The Sadness is a pandemic zombie horror that flips the expected on its head. Gone are the Romero-like braindead creatures, unknowing in their actions and killing primarily for food. Here the zombies are rabid sadists playing out the worst things they can imagine doing, whether that’s murder, rape or torture.
Deuteragonists Jim (Berant Zhu) and Kat (Regina Lei) wake up one morning amid a country-wide pandemic that has thus far not caused many, if any, fatal or serious symptoms. The day starts off relatively normal, although the two do have a row about a potential holiday they have coming up. As Kat’s on her way to work however, things quickly go south as those infected with the virus begin attacking and murdering other citizens.

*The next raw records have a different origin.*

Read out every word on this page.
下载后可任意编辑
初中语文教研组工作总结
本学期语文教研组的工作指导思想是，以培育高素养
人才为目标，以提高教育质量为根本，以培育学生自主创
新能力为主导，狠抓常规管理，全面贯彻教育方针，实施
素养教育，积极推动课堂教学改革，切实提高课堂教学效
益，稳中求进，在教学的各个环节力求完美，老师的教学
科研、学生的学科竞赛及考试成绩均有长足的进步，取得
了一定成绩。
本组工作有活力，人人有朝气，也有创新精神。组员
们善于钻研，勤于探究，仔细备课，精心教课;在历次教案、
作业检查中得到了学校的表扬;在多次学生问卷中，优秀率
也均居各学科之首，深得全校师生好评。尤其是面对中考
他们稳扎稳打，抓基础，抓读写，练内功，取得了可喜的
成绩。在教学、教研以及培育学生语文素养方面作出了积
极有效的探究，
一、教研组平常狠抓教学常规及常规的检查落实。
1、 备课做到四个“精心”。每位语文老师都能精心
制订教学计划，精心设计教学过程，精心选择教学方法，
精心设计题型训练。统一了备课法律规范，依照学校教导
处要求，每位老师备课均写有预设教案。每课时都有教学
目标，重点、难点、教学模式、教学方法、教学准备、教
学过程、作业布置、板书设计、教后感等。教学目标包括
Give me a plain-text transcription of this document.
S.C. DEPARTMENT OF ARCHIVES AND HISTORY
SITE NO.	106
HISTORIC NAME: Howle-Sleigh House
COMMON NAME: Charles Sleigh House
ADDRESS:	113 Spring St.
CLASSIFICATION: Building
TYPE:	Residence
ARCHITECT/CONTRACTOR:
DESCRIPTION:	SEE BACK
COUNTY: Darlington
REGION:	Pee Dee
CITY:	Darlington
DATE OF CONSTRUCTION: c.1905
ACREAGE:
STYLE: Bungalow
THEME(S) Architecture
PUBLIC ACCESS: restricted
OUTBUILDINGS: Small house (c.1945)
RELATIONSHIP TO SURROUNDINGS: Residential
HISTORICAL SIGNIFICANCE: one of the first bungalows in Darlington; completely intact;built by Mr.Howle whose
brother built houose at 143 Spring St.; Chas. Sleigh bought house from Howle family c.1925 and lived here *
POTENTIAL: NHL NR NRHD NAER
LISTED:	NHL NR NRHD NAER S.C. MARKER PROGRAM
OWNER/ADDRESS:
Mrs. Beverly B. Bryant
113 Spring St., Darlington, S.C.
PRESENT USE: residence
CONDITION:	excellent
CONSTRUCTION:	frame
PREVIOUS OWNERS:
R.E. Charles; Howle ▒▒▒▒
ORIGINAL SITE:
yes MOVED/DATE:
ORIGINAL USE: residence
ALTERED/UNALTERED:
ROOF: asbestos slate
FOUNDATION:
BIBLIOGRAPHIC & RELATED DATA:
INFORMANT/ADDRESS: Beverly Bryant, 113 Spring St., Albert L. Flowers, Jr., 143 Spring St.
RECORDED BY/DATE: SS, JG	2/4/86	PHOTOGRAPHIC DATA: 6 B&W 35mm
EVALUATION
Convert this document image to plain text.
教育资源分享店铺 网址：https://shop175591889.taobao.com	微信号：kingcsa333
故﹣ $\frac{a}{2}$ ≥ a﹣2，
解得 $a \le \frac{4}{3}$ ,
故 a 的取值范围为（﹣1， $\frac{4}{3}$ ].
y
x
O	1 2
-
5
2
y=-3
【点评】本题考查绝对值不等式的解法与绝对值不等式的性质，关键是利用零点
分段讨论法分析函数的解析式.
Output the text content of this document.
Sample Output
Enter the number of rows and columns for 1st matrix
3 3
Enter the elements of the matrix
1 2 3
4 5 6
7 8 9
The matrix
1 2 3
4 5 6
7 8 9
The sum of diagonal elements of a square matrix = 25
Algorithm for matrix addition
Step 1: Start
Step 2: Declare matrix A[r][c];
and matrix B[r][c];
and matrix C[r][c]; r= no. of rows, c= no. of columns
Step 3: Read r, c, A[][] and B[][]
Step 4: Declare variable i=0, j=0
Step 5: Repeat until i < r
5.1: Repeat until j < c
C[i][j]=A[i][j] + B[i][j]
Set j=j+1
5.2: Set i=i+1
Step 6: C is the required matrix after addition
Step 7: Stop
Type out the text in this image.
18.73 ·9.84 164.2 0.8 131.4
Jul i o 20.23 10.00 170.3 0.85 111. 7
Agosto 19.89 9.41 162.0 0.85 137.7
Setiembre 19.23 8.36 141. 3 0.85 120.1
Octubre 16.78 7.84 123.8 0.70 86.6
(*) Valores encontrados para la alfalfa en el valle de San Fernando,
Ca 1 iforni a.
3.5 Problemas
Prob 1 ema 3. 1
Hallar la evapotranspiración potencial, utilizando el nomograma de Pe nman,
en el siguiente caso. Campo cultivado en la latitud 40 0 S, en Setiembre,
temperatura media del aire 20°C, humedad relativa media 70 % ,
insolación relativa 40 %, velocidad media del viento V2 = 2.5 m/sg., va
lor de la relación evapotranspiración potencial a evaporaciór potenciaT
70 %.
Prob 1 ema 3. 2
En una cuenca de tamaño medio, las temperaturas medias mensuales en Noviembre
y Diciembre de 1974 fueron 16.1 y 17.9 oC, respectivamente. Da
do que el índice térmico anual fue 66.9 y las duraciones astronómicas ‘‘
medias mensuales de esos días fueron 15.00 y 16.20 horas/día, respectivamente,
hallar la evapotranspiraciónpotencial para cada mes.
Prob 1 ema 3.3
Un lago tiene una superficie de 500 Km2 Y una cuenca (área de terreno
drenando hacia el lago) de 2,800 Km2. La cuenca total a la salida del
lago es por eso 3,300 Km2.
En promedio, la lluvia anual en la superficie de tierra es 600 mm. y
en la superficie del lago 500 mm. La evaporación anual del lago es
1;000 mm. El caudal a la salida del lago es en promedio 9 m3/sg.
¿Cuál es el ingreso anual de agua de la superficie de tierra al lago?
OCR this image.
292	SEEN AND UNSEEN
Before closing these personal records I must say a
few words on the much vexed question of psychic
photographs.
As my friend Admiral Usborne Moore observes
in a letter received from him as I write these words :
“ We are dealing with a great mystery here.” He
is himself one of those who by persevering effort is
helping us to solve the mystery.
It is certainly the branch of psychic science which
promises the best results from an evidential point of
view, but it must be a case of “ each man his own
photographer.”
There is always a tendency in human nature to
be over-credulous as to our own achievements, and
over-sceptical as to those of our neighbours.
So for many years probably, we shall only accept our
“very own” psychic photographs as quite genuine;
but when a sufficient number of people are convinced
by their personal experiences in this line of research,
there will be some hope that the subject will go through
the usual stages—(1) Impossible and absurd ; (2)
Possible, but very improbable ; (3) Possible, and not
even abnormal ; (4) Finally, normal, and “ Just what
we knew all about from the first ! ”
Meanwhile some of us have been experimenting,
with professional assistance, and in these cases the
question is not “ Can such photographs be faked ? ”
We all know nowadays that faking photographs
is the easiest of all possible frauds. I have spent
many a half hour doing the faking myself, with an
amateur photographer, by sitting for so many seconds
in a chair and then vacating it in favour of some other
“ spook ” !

Not a film for the lighthearted, The Sadness is a gore-tastic flick filled to the brim with violence, blood and guts. The extreme violence will have even the most seasoned gore fans squirming in their seats. That’s not to say the film goes too far, although I’m sure some viewers will argue that it does. The violence never feels like it’s there purely for shock value, everything that happens is part of the film’s wider story. With many films like this many will worry about just how graphic the rape and sexual assault scenes are, and while it’s extremely clear that these things take place, for the most part, the camera pans away from showing this in too much detail.
The influence of the Covid-19 pandemic is clear throughout the film. At the story’s beginning, we see a conspiracy theorist spreading misinformation that the virus has been spread by the government as it’s an election year. Similarly, Jim is told by his neighbour that the virus is a conspiracy. Created by media companies and business owners, to tank the economy so they can buy up everything when it’s cheap and then sell at a profit when the circumstances improve. It’s clear from the very start that this is not a film afraid of making its message clear. Something that works exceptionally well here as we watch society collapse, because the government refused to act and people ignored the risk.
One drawback the film has is that the viewer may find that they never really emotionally connect with the characters. We root for them to survive for sure, but past that there’s a lack of backstory. Yes, these characters feel incredibly strongly for one another but we never find out anything further about their relationship. Perhaps it’s the quick pacing of the film, or the story itself, that doesn’t allow for this but it does feel somewhat lacking when the relationship is hugely central to the story.
The Sadness is a good new addition to both the zombie horror, and the gore sub-genre, that will leave fans of both of these thrilled with this take on the age-old monsters. Perhaps not one that is best for newcomers to either category though as it can be rather heavy for those not accustomed to this level of violence and gore.